“You know I can’t discuss—”
“You can’t discuss what? My case? My life? You realize this is my innocence to prove and if I knew what was happening, I might have a chance to help.”
“It simply isn’t—”
“How would you fare, husband, under similar conditions? Locked in this infernal house with nothing to do but worry about the future. Treated like everyone’s terrible secret. It’s cruel.” Her voice became ragged on the last words, and her eyes shimmered with unshed tears.
Morley had felt pity in his life. Shame, regret, sympathy. But not this strange amalgamation of all of it.
“You’re not a prisoner here,” he soothed. “But it’s safer for you if you’re out of sight until things…settle. I thought we agreed it’s the right thing.”
She made a noise of irritation and scrubbed at her eyes to erase a forthcoming storm.

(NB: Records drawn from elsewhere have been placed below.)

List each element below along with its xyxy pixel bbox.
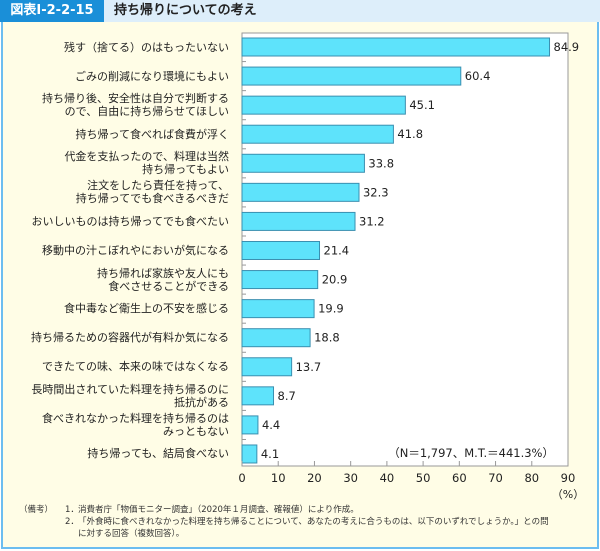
bar [241,270,319,290]
value-label: 20.9 [322,273,348,287]
bar [241,124,394,144]
value-label: 84.9 [554,40,580,54]
category-label: 食中毒など衛生上の不安を感じる [64,302,229,316]
value-label: 33.8 [368,156,394,170]
figure-title: 持ち帰りについての考え [114,3,257,18]
bar [241,182,360,202]
category-label: 持ち帰って食べれば食費が浮く [75,127,229,141]
value-label: 19.9 [318,302,344,316]
x-tick-label: 50 [416,471,431,485]
bar [241,37,551,57]
bar [241,240,321,260]
category-label: ごみの削減になり環境にもよい [75,69,229,83]
x-tick-label: 70 [488,471,503,485]
value-label: 32.3 [363,185,389,199]
bar [241,444,258,464]
note-number: 1． [65,505,79,515]
x-tick-label: 30 [343,471,358,485]
category-label: 持ち帰り後、安全性は自分で判断する ので、自由に持ち帰らせてほしい [42,92,229,119]
category-label: 移動中の汁こぼれやにおいが気になる [42,243,229,257]
category-label: 残す（捨てる）のはもったいない [64,40,229,54]
x-tick-label: 60 [452,471,467,485]
sample-annotation: （N＝1,797、M.T.＝441.3%） [388,446,554,460]
notes-label: （備考） [19,505,54,515]
bar-chart: 84.9 60.4 45.1 41.8 33.8 32.3 31.2 21.4 20.9 19.9… [238,32,584,501]
note-text: 「外食時に食べきれなかった料理を持ち帰ることについて、あなたの考えに合うものは、… [78,517,549,539]
x-axis-unit: （%） [552,488,584,501]
bar [241,211,356,231]
value-label: 4.4 [262,418,280,432]
bar [241,328,311,348]
value-label: 8.7 [278,389,296,403]
bar [241,153,365,173]
note-number: 2． [65,517,79,527]
bar [241,415,259,435]
bar [241,299,315,319]
value-label: 4.1 [261,447,279,461]
x-tick-label: 20 [307,471,322,485]
figure-number: 図表Ⅰ-2-2-15 [0,0,104,22]
header-bar: 図表Ⅰ-2-2-15 持ち帰りについての考え [0,0,600,22]
bar [241,95,406,115]
bar [241,386,275,406]
x-tick-label: 0 [238,471,245,485]
x-tick-label: 10 [271,471,286,485]
category-label: 持ち帰れば家族や友人にも 食べさせることができる [97,266,229,293]
value-label: 13.7 [296,360,322,374]
category-label: 持ち帰っても、結局食べない [87,447,229,461]
value-label: 60.4 [465,69,491,83]
x-tick-label: 80 [524,471,539,485]
category-label: できたての味、本来の味ではなくなる [42,360,229,374]
category-label: おいしいものは持ち帰ってでも食べたい [31,214,229,228]
value-label: 31.2 [359,214,385,228]
category-label: 長時間出されていた料理を持ち帰るのに 抵抗がある [31,382,229,409]
category-label: 代金を支払ったので、料理は当然 持ち帰ってもよい [64,150,229,177]
notes: （備考） 1． 消費者庁「物価モニター調査」（2020年１月調査、確報値）により作成… [19,504,549,540]
value-label: 45.1 [409,98,435,112]
category-label: 持ち帰るための容器代が有料か気になる [31,331,229,345]
value-label: 41.8 [397,127,423,141]
value-label: 18.8 [314,331,340,345]
value-label: 21.4 [324,243,350,257]
bar [241,66,462,86]
x-tick-label: 90 [561,471,576,485]
note-text: 消費者庁「物価モニター調査」（2020年１月調査、確報値）により作成。 [78,505,359,515]
bar [241,357,293,377]
chart-panel: 84.9 60.4 45.1 41.8 33.8 32.3 31.2 21.4 20.9 19.9… [1,22,599,549]
category-label: 食べきれなかった料理を持ち帰るのは みっともない [42,411,229,438]
x-tick-label: 40 [380,471,395,485]
category-label: 注文をしたら責任を持って、 持ち帰ってでも食べきるべきだ [75,179,229,206]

Hesitantly, Morley reached out and placed his hand on her ankle over the counterpane. Her bones were so delicate, so small beneath his hands.
“I sympathize,” was all he could think to say. “In your circumstances I’d likely go mad.”
She blinked at him, and her face relaxed a bit, some of the frustration draining into acceptance. “Then…why must I be left in the dark?”
“Because that is where I need you,” he answered more vehemently than he’d meant to.
At her pained flinch, the explanation burst from him like a geyser. “Don’t you understand? I cannot stand to be in the same room with you—wait.” He held up his hand against her unspoken pain as her eyes went owl round. “That is, I cannot be in your presenceandpossessed of my wits at the same time. You’re like…a tune in my head I cannot rid myself of. A torrent, or a whirlwind, spinning me until I cannot see my way forward. I can’t have that now. I need to be objective. Unemotional.”
“Unemotional?” she echoed slowly.
“Especially when the stakes are so high. When I want—” He caught himself just in time.
To see that she’d stopped breathing, her stare rapt and absorbed.
He’d said too much.
“When you want what?” she whispered.
“I meant to say…when the outcome has such a monumental effect on the life and future of everyone.” He slid closer toward her and she moved her legs to give him room. Leaning forward, his hand drifted toward her until it fit over her abdomen. “Of the three of us.”
She covered his hand with her own, and Morley suddenly found himself a prisoner.
His shackles silk rather than steel.
Even through her nightgown and the bedclothes, he could fell that her firm stomach had a barely discernable curve to it.
They each let out an identical breath, wondering at the life beneath their hands.
“Somehow I’m going to prove to you that I’m innocent,” she declared with the resolution of a royal. “If I do that, would I be worthy of you then?”
Awash in a tide of foreign and frustrating sentimentality, Morley pulled away from her, unable to stand the intimacy and not take it further. “This isn’t about that.”
“It is to me.”
He threaded his fingers through his hair, yearning to believe her. If only so he wouldn’t have to face the dark part of him whispering that her innocence mattered not.
That he’d fall for her, regardless.
“Please, let’s not talk of this now. I’m too…where in God’s name is the doctor?”
“I assure you, I’m well. The table took the hardest tumble, I all but glided to the floor.”
He turned his back on her, going behind the screen to lift the table back to its position. The furniture was a heavy piece, the top pure marble.